Stereotactic radiosurgery (SRS) is a well-established technique for the treatment of both benign and malignant lesions of the brain. The concept is defined as a single ablative dose of radiation stereotactically directed to an intracranial region of interest, thereby minimizing exposure to normal healthy tissue and maximizing local control. The requirement for precise localization and immobilization of the targeted lesion classically requires the use of a rigid, invasive stereotactic head-ring. Although this provides high accuracy, the disadvantages of standard invasive head-rings include pain and general discomfort. That is why non-invasive stereotactic systems have been developed. To compensate for the possible accuracy loss of non-invasive techniques, systems were equipped with various forms of image-guided radiotherapy (IGRT) for localization. These imaging modalities apply internal anatomy rather than external landmarks to avoid geographic miss. Our department implemented and validated this “frameless” approach and found that with proper mask immobilization and target localization using stereoscopic x-ray images of the Novalis system (Brainlab AG, Feldkirchen, Germany) comparable treatment accuracy can be achieved as with the invasive head-ring. Clinically, frameless radiosurgery is already performed for brain metastases and will further be implemented for other lesions.

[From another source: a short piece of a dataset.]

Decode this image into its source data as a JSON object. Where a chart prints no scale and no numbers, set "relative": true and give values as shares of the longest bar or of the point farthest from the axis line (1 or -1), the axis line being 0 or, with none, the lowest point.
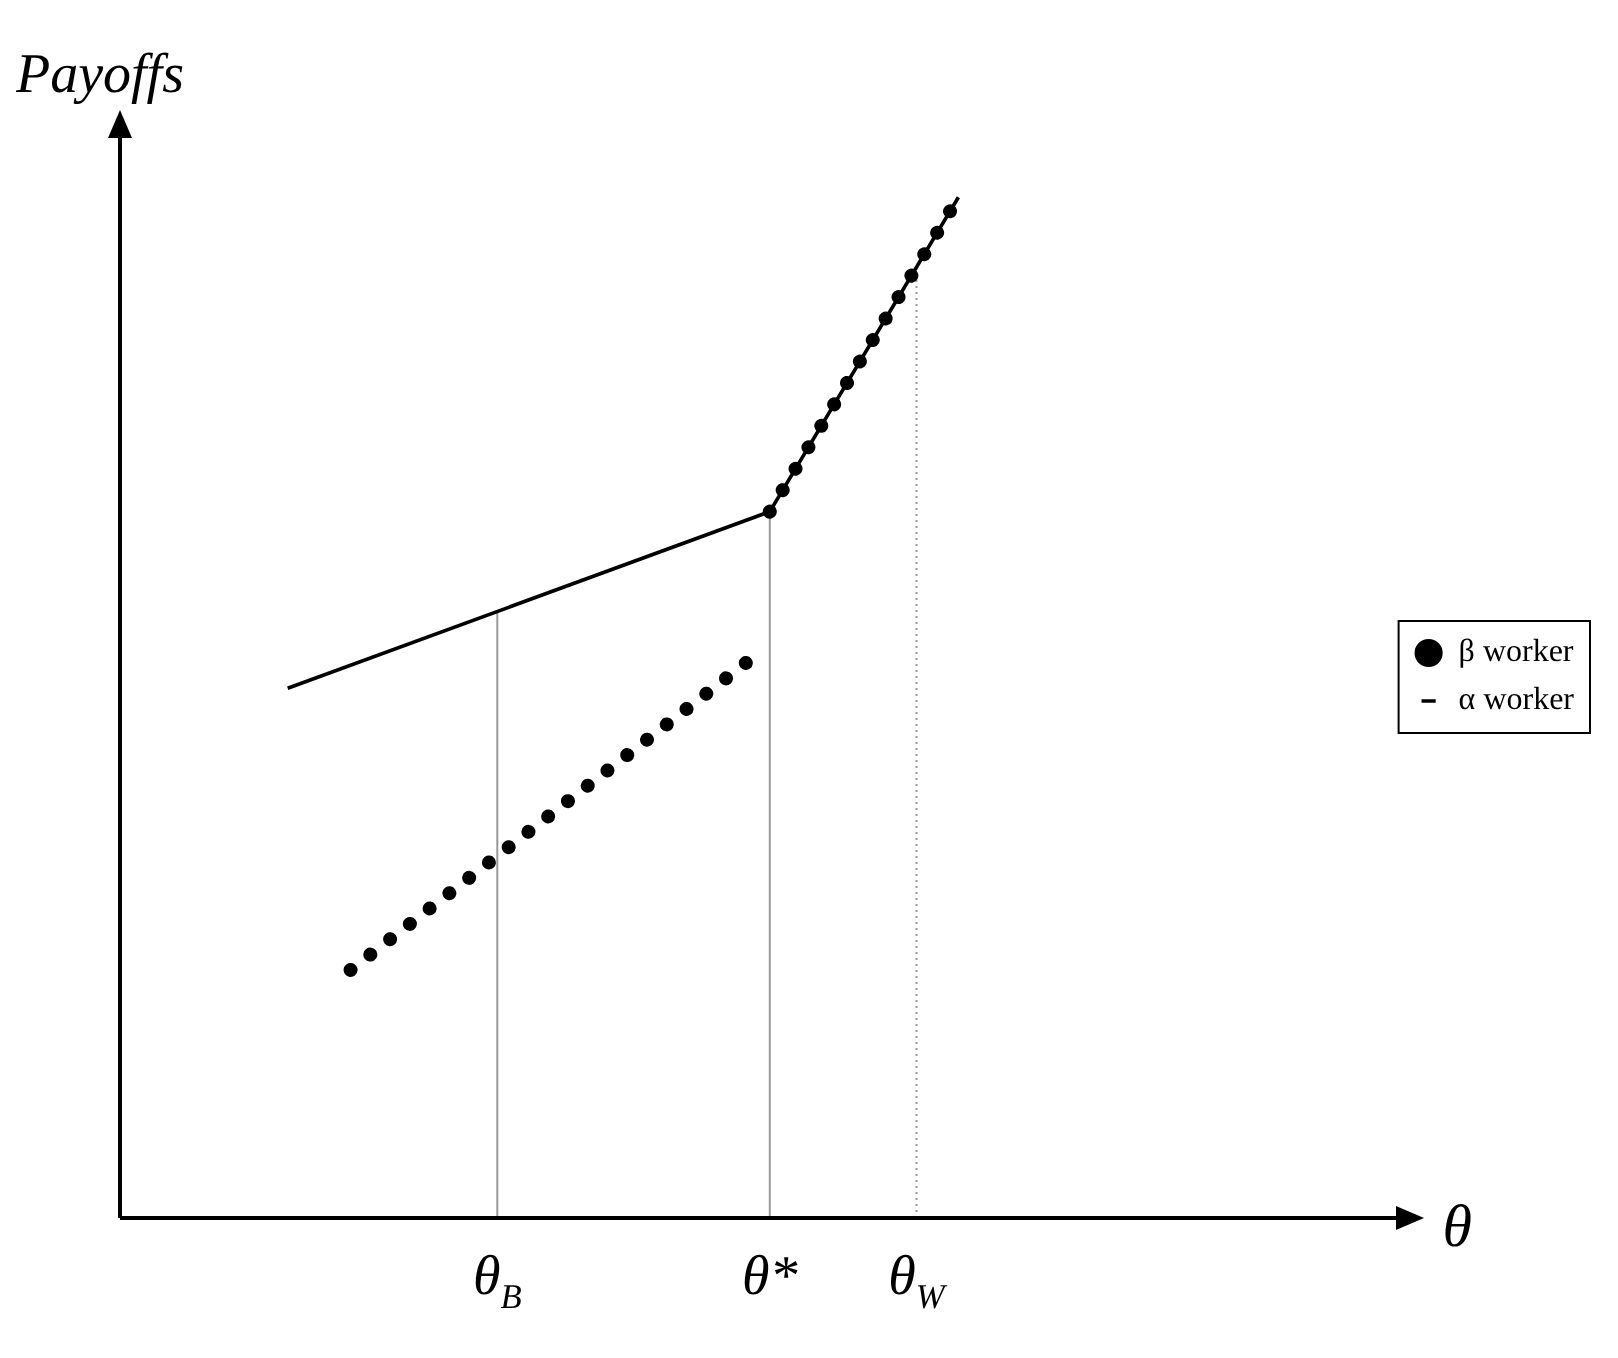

Our department developed a particular interest in the diagnosis and treatment of colorectal cancer. We implemented as first worldwide intensity-modulated and image-guided radiotherapy (IMRT-IGRT) in the preoperative treatment of rectal cancer, on the Tomotherapy Hi Art II system. Our initial experience was summarized in 3 manuscripts and shows that (1) IMRT-IGRT reduces the digestive adverse effects, (2) the use of an integrated megavolt CT-scan allows reducing the 3D safety margin and (3) a simultaneous integrated radiation boost results in a higher metabolic response rate without increased toxicity. Considering these promising results, this phase II study was extended to 108 patients and an international multicentric phase III study is ongoing.

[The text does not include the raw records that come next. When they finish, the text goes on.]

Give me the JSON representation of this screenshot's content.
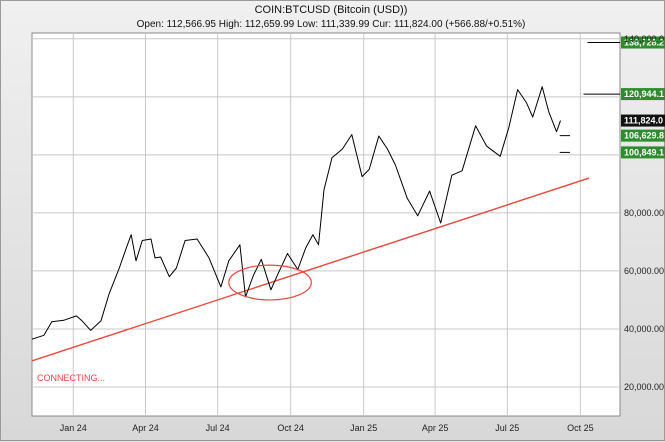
{
  "chart_data": {
    "type": "line",
    "title": "COIN:BTCUSD (Bitcoin (USD))",
    "ohlc": {
      "open_label": "Open:",
      "open": "112,566.95",
      "high_label": "High:",
      "high": "112,659.99",
      "low_label": "Low:",
      "low": "111,339.99",
      "cur_label": "Cur:",
      "cur": "111,824.00",
      "change": "(+566.88/+0.51%)"
    },
    "xlim": [
      "2023-11-10",
      "2025-11-20"
    ],
    "ylim": [
      10000,
      142000
    ],
    "x_ticks": [
      {
        "label": "Jan 24",
        "date": "2024-01-01"
      },
      {
        "label": "Apr 24",
        "date": "2024-04-01"
      },
      {
        "label": "Jul 24",
        "date": "2024-07-01"
      },
      {
        "label": "Oct 24",
        "date": "2024-10-01"
      },
      {
        "label": "Jan 25",
        "date": "2025-01-01"
      },
      {
        "label": "Apr 25",
        "date": "2025-04-01"
      },
      {
        "label": "Jul 25",
        "date": "2025-07-01"
      },
      {
        "label": "Oct 25",
        "date": "2025-10-01"
      }
    ],
    "y_ticks": [
      {
        "value": 20000,
        "label": "20,000.00"
      },
      {
        "value": 40000,
        "label": "40,000.00"
      },
      {
        "value": 60000,
        "label": "60,000.00"
      },
      {
        "value": 80000,
        "label": "80,000.00"
      },
      {
        "value": 100000,
        "label": ""
      },
      {
        "value": 120000,
        "label": ""
      },
      {
        "value": 140000,
        "label": "140,000.0"
      }
    ],
    "grid": true,
    "series": [
      {
        "color": "#000000",
        "points": [
          [
            "2023-11-10",
            36500
          ],
          [
            "2023-11-25",
            37800
          ],
          [
            "2023-12-05",
            42500
          ],
          [
            "2023-12-20",
            43000
          ],
          [
            "2024-01-05",
            44500
          ],
          [
            "2024-01-12",
            42800
          ],
          [
            "2024-01-23",
            39500
          ],
          [
            "2024-02-05",
            42800
          ],
          [
            "2024-02-15",
            52000
          ],
          [
            "2024-02-28",
            61000
          ],
          [
            "2024-03-08",
            68000
          ],
          [
            "2024-03-14",
            72500
          ],
          [
            "2024-03-20",
            63500
          ],
          [
            "2024-03-28",
            70500
          ],
          [
            "2024-04-08",
            71000
          ],
          [
            "2024-04-13",
            64500
          ],
          [
            "2024-04-20",
            64800
          ],
          [
            "2024-05-01",
            58000
          ],
          [
            "2024-05-10",
            61000
          ],
          [
            "2024-05-21",
            70500
          ],
          [
            "2024-06-05",
            71000
          ],
          [
            "2024-06-20",
            64500
          ],
          [
            "2024-07-05",
            54500
          ],
          [
            "2024-07-15",
            63500
          ],
          [
            "2024-07-29",
            69000
          ],
          [
            "2024-08-05",
            51000
          ],
          [
            "2024-08-15",
            58500
          ],
          [
            "2024-08-25",
            64000
          ],
          [
            "2024-09-06",
            53500
          ],
          [
            "2024-09-15",
            59000
          ],
          [
            "2024-09-27",
            66000
          ],
          [
            "2024-10-10",
            60500
          ],
          [
            "2024-10-20",
            68000
          ],
          [
            "2024-10-29",
            72500
          ],
          [
            "2024-11-05",
            69000
          ],
          [
            "2024-11-12",
            88000
          ],
          [
            "2024-11-22",
            99000
          ],
          [
            "2024-12-05",
            102000
          ],
          [
            "2024-12-17",
            107000
          ],
          [
            "2024-12-30",
            92500
          ],
          [
            "2025-01-08",
            95000
          ],
          [
            "2025-01-20",
            106500
          ],
          [
            "2025-01-31",
            102000
          ],
          [
            "2025-02-10",
            96500
          ],
          [
            "2025-02-25",
            85000
          ],
          [
            "2025-03-10",
            79000
          ],
          [
            "2025-03-25",
            87500
          ],
          [
            "2025-04-08",
            76500
          ],
          [
            "2025-04-22",
            93000
          ],
          [
            "2025-05-05",
            94500
          ],
          [
            "2025-05-22",
            110000
          ],
          [
            "2025-06-05",
            103000
          ],
          [
            "2025-06-22",
            99500
          ],
          [
            "2025-07-03",
            109500
          ],
          [
            "2025-07-14",
            122500
          ],
          [
            "2025-07-25",
            118000
          ],
          [
            "2025-08-02",
            113000
          ],
          [
            "2025-08-14",
            123500
          ],
          [
            "2025-08-22",
            115000
          ],
          [
            "2025-09-01",
            108000
          ],
          [
            "2025-09-06",
            111824
          ]
        ]
      }
    ],
    "trendline": {
      "color": "#e8483a",
      "points": [
        [
          "2023-11-10",
          29000
        ],
        [
          "2025-10-12",
          92000
        ]
      ]
    },
    "target_lines": [
      {
        "value": 138728,
        "from": "2025-10-10",
        "to": "2025-11-20"
      },
      {
        "value": 120944,
        "from": "2025-10-05",
        "to": "2025-11-20"
      },
      {
        "value": 106629,
        "from": "2025-09-05",
        "to": "2025-09-18"
      },
      {
        "value": 100849,
        "from": "2025-09-05",
        "to": "2025-09-18"
      }
    ],
    "annotations": [
      {
        "type": "ellipse",
        "center": [
          "2024-09-05",
          56000
        ],
        "rx_days": 52,
        "ry_value": 6000,
        "color": "#e8483a"
      }
    ],
    "badges": [
      {
        "label": "138,728.2",
        "value": 138728,
        "bg": "#2e8b2e",
        "fg": "#ffffff"
      },
      {
        "label": "120,944.1",
        "value": 120944,
        "bg": "#2e8b2e",
        "fg": "#ffffff"
      },
      {
        "label": "111,824.0",
        "value": 111824,
        "bg": "#111111",
        "fg": "#ffffff"
      },
      {
        "label": "106,629.8",
        "value": 106629,
        "bg": "#2e8b2e",
        "fg": "#ffffff"
      },
      {
        "label": "100,849.1",
        "value": 100849,
        "bg": "#2e8b2e",
        "fg": "#ffffff"
      }
    ],
    "note": "CONNECTING..."
  }
}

Despite the progress in the systemic treatment of metastatic colorectal cancer, there are no long-term survivors unless the metastases are surgically resected. Numerous patients however do not undergo surgery despite a limited number of metastases, mostly because of comorbidity or the location of their lesions. We recently demonstrated that helical tomotherapy results in a promising disease free survival and low toxicity in patients with oligometastatic colorectal cancer.

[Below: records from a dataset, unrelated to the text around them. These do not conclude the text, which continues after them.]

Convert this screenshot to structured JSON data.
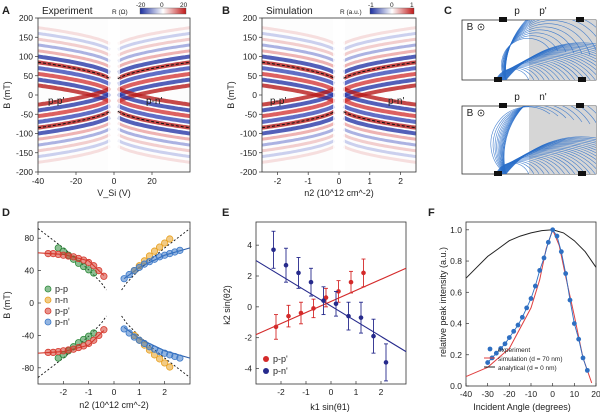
{
  "chart_data": [
    {
      "type": "heatmap",
      "panel": "A",
      "title": "Experiment",
      "xlabel": "V_Si (V)",
      "ylabel": "B (mT)",
      "xlim": [
        -40,
        40
      ],
      "ylim": [
        -200,
        200
      ],
      "xticks": [
        "-40",
        "-20",
        "0",
        "20"
      ],
      "yticks": [
        "200",
        "150",
        "100",
        "50",
        "0",
        "-50",
        "-100",
        "-150",
        "-200"
      ],
      "colorbar": {
        "label": "R (Ω)",
        "ticks": [
          "-20",
          "0",
          "20"
        ],
        "range": [
          -20,
          20
        ]
      },
      "annotations": [
        "p-p'",
        "p-n'"
      ]
    },
    {
      "type": "heatmap",
      "panel": "B",
      "title": "Simulation",
      "xlabel": "n2 (10^12 cm^-2)",
      "ylabel": "B (mT)",
      "xlim": [
        -2.5,
        2.5
      ],
      "ylim": [
        -200,
        200
      ],
      "xticks": [
        "-2",
        "-1",
        "0",
        "1",
        "2"
      ],
      "yticks": [
        "200",
        "150",
        "100",
        "50",
        "0",
        "-50",
        "-100",
        "-150",
        "-200"
      ],
      "colorbar": {
        "label": "R (a.u.)",
        "ticks": [
          "-1",
          "0",
          "1"
        ],
        "range": [
          -1,
          1
        ]
      },
      "annotations": [
        "p-p'",
        "p-n'"
      ]
    },
    {
      "type": "diagram",
      "panel": "C",
      "subpanels": [
        {
          "field": "B",
          "labels": [
            "p",
            "p'"
          ]
        },
        {
          "field": "B",
          "labels": [
            "p",
            "n'"
          ]
        }
      ]
    },
    {
      "type": "scatter",
      "panel": "D",
      "xlabel": "n2 (10^12 cm^-2)",
      "ylabel": "B (mT)",
      "xlim": [
        -3,
        3
      ],
      "ylim": [
        -100,
        100
      ],
      "xticks": [
        -2,
        -1,
        0,
        1,
        2
      ],
      "yticks": [
        80,
        40,
        0,
        -40,
        -80
      ],
      "legend": [
        "p-p",
        "n-n",
        "p-p'",
        "p-n'"
      ],
      "series": [
        {
          "name": "p-p",
          "color": "#2e8b3c",
          "x": [
            -2.2,
            -2.0,
            -1.8,
            -1.6,
            -1.4,
            -1.2,
            -1.0,
            -0.8
          ],
          "y_pos": [
            68,
            64,
            59,
            54,
            49,
            45,
            41,
            37
          ],
          "y_neg": [
            -68,
            -64,
            -59,
            -54,
            -49,
            -45,
            -41,
            -37
          ]
        },
        {
          "name": "n-n",
          "color": "#e8a020",
          "x": [
            0.8,
            1.0,
            1.2,
            1.4,
            1.6,
            1.8,
            2.0,
            2.2
          ],
          "y_pos": [
            40,
            46,
            52,
            58,
            64,
            69,
            74,
            79
          ],
          "y_neg": [
            -40,
            -46,
            -52,
            -58,
            -64,
            -69,
            -74,
            -79
          ]
        },
        {
          "name": "p-p'",
          "color": "#d63a2e",
          "x": [
            -2.6,
            -2.4,
            -2.2,
            -2.0,
            -1.8,
            -1.6,
            -1.4,
            -1.2,
            -1.0,
            -0.8,
            -0.6,
            -0.4
          ],
          "y_pos": [
            61,
            61,
            60,
            59,
            58,
            57,
            55,
            53,
            50,
            46,
            40,
            33
          ],
          "y_neg": [
            -61,
            -61,
            -60,
            -59,
            -58,
            -57,
            -55,
            -53,
            -50,
            -46,
            -40,
            -33
          ]
        },
        {
          "name": "p-n'",
          "color": "#3a78c8",
          "x": [
            0.4,
            0.6,
            0.8,
            1.0,
            1.2,
            1.4,
            1.6,
            1.8,
            2.0,
            2.2,
            2.4,
            2.6
          ],
          "y_pos": [
            30,
            35,
            40,
            44,
            48,
            51,
            54,
            57,
            59,
            61,
            63,
            65
          ],
          "y_neg": [
            -32,
            -37,
            -42,
            -46,
            -50,
            -54,
            -57,
            -60,
            -62,
            -64,
            -66,
            -68
          ]
        }
      ],
      "fit_lines": [
        {
          "name": "p-p' fit",
          "color": "#d63a2e",
          "x": [
            -3,
            -2,
            -1,
            -0.4
          ],
          "y": [
            62,
            60,
            52,
            34
          ]
        },
        {
          "name": "p-n' fit",
          "color": "#2f5fa8",
          "x": [
            0.4,
            1,
            2,
            3
          ],
          "y": [
            30,
            44,
            59,
            68
          ]
        },
        {
          "name": "p-p dashed",
          "x": [
            -3.0,
            -2.5,
            -2.0,
            -1.5,
            -1.0,
            -0.5,
            -0.3
          ],
          "y": [
            92,
            80,
            68,
            55,
            41,
            25,
            16
          ]
        },
        {
          "name": "n-n dashed",
          "x": [
            0.3,
            0.5,
            1.0,
            1.5,
            2.0,
            2.5,
            3.0
          ],
          "y": [
            16,
            25,
            41,
            55,
            68,
            80,
            92
          ]
        }
      ]
    },
    {
      "type": "scatter",
      "panel": "E",
      "xlabel": "k1 sin(θ1)",
      "ylabel": "k2 sin(θ2)",
      "xlim": [
        -3,
        3
      ],
      "ylim": [
        -5,
        5.5
      ],
      "xticks": [
        -2,
        -1,
        0,
        1,
        2
      ],
      "yticks": [
        4,
        2,
        0,
        -2,
        -4
      ],
      "legend": [
        "p-p'",
        "p-n'"
      ],
      "series": [
        {
          "name": "p-p'",
          "color": "#d42a2a",
          "x": [
            -2.2,
            -1.7,
            -1.2,
            -0.7,
            -0.2,
            0.3,
            0.8,
            1.3
          ],
          "y": [
            -1.3,
            -0.6,
            -0.4,
            -0.1,
            0.6,
            1.0,
            1.6,
            2.2
          ],
          "err": [
            0.8,
            0.7,
            0.7,
            0.6,
            0.6,
            0.7,
            0.7,
            0.9
          ]
        },
        {
          "name": "p-n'",
          "color": "#262a8c",
          "x": [
            -2.3,
            -1.8,
            -1.3,
            -0.8,
            -0.3,
            0.2,
            0.7,
            1.2,
            1.7,
            2.2
          ],
          "y": [
            3.7,
            2.7,
            2.2,
            1.6,
            0.4,
            0.2,
            -0.6,
            -0.7,
            -1.9,
            -3.6
          ],
          "err": [
            1.2,
            1.1,
            1.0,
            0.9,
            0.9,
            0.8,
            0.9,
            1.0,
            1.1,
            1.2
          ]
        }
      ],
      "fit_lines": [
        {
          "name": "p-p' fit",
          "color": "#d42a2a",
          "x": [
            -3,
            3
          ],
          "y": [
            -1.8,
            2.5
          ]
        },
        {
          "name": "p-n' fit",
          "color": "#262a8c",
          "x": [
            -3,
            3
          ],
          "y": [
            3.0,
            -2.9
          ]
        }
      ]
    },
    {
      "type": "line",
      "panel": "F",
      "xlabel": "Incident Angle (degrees)",
      "ylabel": "relative peak intensity (a.u.)",
      "xlim": [
        -40,
        20
      ],
      "ylim": [
        0,
        1.05
      ],
      "xticks": [
        -40,
        -30,
        -20,
        -10,
        0,
        10,
        20
      ],
      "yticks": [
        0.0,
        0.2,
        0.4,
        0.6,
        0.8,
        1.0
      ],
      "legend": [
        "experiment",
        "simulation (d = 70 nm)",
        "analytical (d = 0 nm)"
      ],
      "series": [
        {
          "name": "experiment",
          "color": "#2e6fc2",
          "x": [
            -30,
            -28,
            -26,
            -24,
            -22,
            -20,
            -18,
            -16,
            -14,
            -12,
            -10,
            -8,
            -6,
            -4,
            -2,
            0,
            2,
            4,
            6,
            8,
            10,
            12,
            14,
            16
          ],
          "y": [
            0.15,
            0.18,
            0.21,
            0.24,
            0.27,
            0.31,
            0.35,
            0.39,
            0.44,
            0.5,
            0.56,
            0.64,
            0.74,
            0.82,
            0.92,
            1.0,
            0.96,
            0.86,
            0.72,
            0.55,
            0.4,
            0.3,
            0.18,
            0.1
          ]
        },
        {
          "name": "simulation (d = 70 nm)",
          "color": "#e04040",
          "x": [
            -40,
            -30,
            -20,
            -10,
            -6,
            -3,
            0,
            3,
            6,
            10,
            14,
            18
          ],
          "y": [
            0.06,
            0.12,
            0.24,
            0.5,
            0.68,
            0.88,
            1.0,
            0.9,
            0.7,
            0.45,
            0.18,
            0.02
          ]
        },
        {
          "name": "analytical (d = 0 nm)",
          "color": "#222222",
          "x": [
            -40,
            -35,
            -30,
            -25,
            -20,
            -15,
            -10,
            -5,
            0,
            5,
            10,
            15,
            20
          ],
          "y": [
            0.69,
            0.76,
            0.83,
            0.88,
            0.93,
            0.96,
            0.98,
            0.995,
            1.0,
            0.98,
            0.93,
            0.86,
            0.76
          ]
        }
      ]
    }
  ]
}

Solid tumors have a deficient oxygen supply (hypoxia), since the neovasculature cannot follow the tumor growth and is of poor quality. Oxygen reacts with the DNA radicals that are induced by radiation, leading to fixation of radiation induced DNA damage and mitotic cell death. In the absence of oxygen, tumor cells are 3 times more resistant to radiation. Tumor hypoxia is considered being the single most important cause of clinical radioresistance, and several strategies have been evaluated the last decennia’s. Our research unit developed a strategy to radiosensitize hypoxic tumor cells by nitric oxide (NO), which chemically resembles oxygen and reacts with DNA radicals. Since administration of NO leads to hypotension and shock, we developed protocols for intratumoral production of NO, either by tumor cells, tumor-associated immune cells and hepatocytes. This strategy is currently under evaluation in breast and colorectal cancer models. The department of Medical Imaging and Radiotherapy (BEFY) of the Vrije Universiteit Brussel has one of the few radiobiological research units. With the introduction of high precision radiotherapy and individualized treatment schedules, the clinical relevance of radiobiology and the opportunities for collaborations with the pharmaceutical industry are increasing.